Scientists Just Debunked Decades of Research About Alcohol Consumption
July 25, 2024New research has found that moderate drinking isn’t, in fact, better for your health than abstaining from alcohol altogether.
In the past, many have found comfort in the countless studies that support moderate drinking habits as perfectly healthy. However, a recent meta-analysis has shed light on the flaws of such research—which might explain why so many alcohol studies seem conflicting.
The article, published in the Journal of Studies on Alcohol and Drugs, reviewed 107 previous studies on drinking habits and longevity and came to a few key conclusions.
Most importantly: they found that “studies controlling for smoking and/or socioeconomic status had significantly reduced mortality risks for low-volume drinkers.” In other words, studies with better methods found no health benefits from moderate drinking.
They also pointed to a few major flaws in past research. For one, alcohol-favoring studies often compared the health of moderate drinkers to sick yet sober individuals, swaying the results in favor of alcohol consumers. Past researchers also failed to consider that many of the sober individuals in these studies quit drinking due to medical issues, thus bringing down the overall health of said group.
Undoubtedly, argued the new paper’s authors, this misleading research would work in favor of the alcohol industry.

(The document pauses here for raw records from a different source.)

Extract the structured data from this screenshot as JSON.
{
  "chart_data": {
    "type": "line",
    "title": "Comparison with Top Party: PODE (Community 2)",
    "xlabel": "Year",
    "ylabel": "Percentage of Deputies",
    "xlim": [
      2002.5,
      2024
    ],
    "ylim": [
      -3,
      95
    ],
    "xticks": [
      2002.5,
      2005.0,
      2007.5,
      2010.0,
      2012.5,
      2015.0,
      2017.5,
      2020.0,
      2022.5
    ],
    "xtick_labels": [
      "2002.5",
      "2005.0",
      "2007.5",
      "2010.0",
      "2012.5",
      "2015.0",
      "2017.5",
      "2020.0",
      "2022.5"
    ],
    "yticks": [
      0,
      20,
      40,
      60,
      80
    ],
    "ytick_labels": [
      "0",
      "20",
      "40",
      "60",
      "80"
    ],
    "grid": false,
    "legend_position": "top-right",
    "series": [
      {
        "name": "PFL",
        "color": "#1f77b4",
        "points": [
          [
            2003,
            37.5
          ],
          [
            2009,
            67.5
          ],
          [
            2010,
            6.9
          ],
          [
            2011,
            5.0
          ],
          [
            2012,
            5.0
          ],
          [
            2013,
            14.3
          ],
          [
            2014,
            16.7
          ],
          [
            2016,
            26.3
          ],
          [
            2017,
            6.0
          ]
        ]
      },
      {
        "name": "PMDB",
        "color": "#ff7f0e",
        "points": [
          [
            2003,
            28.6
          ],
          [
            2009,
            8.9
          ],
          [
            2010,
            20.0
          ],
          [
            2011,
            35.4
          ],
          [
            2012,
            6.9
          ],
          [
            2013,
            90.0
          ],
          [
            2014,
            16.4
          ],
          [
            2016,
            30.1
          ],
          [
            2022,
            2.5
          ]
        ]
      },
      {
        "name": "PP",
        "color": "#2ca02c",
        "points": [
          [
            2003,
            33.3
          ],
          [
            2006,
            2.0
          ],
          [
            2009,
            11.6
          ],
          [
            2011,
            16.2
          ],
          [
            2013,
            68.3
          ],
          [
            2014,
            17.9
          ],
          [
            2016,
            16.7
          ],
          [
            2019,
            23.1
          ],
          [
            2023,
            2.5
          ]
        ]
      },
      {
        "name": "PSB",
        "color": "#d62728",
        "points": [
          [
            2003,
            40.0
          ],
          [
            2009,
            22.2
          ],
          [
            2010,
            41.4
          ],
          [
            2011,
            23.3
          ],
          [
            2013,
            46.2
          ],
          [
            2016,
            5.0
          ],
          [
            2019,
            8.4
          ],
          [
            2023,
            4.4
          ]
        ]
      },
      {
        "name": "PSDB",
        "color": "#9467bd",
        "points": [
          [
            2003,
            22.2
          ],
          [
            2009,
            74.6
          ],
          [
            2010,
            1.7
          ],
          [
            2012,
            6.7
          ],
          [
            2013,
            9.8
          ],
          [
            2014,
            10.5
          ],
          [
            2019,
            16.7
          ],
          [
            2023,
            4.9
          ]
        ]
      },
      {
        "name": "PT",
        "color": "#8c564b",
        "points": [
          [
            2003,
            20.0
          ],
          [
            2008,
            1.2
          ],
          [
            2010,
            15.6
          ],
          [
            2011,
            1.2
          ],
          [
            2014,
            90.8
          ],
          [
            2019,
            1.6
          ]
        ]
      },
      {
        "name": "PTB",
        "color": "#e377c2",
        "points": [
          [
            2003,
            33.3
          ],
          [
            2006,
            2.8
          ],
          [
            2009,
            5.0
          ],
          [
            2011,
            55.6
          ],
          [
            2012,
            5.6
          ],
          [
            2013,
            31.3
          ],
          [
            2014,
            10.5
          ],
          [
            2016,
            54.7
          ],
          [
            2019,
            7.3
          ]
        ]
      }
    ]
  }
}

“It’s been a propaganda coup for the alcohol industry to propose that moderate use of their product lengthens people’s lives,” said Tim Stockwell, the first author on the study, from the Canadian Institute for Substance Use Research at the University of Victoria.
Stockwell added that the idea of moderate drinking being healthy “has impacted national drinking guidelines, estimates of alcohol’s burden of disease worldwide and has been an impediment to effective policymaking on alcohol and public health.”
“Estimates of the health benefits from alcohol have been exaggerated while its harms have been underestimated in most previous studies,” Stockwell continued.
He said that’s largely because many of the “sober” individuals in these weaker studies were former drinkers. The stronger research only includes truly sober people who do not have a history of alcohol consumption.
“We know people give up or cut down on drinking when they become unwell and frailer with age,” Stockwell said. “The most biased studies included many people who had stopped or cut down their drinking for health reasons in the comparison group so making people well enough to continue drinking appear even healthier.”
Consuming alcohol has many risks, from liver disease to stroke. In fact, even moderate drinking can increase your chance of developing heart disease and some cancers, according to the Mayo Clinic. To fully avoid its dangers, you’d have to abstain from drinking altogether—but nobody’s really drinking in the first place because it seems safe, are they?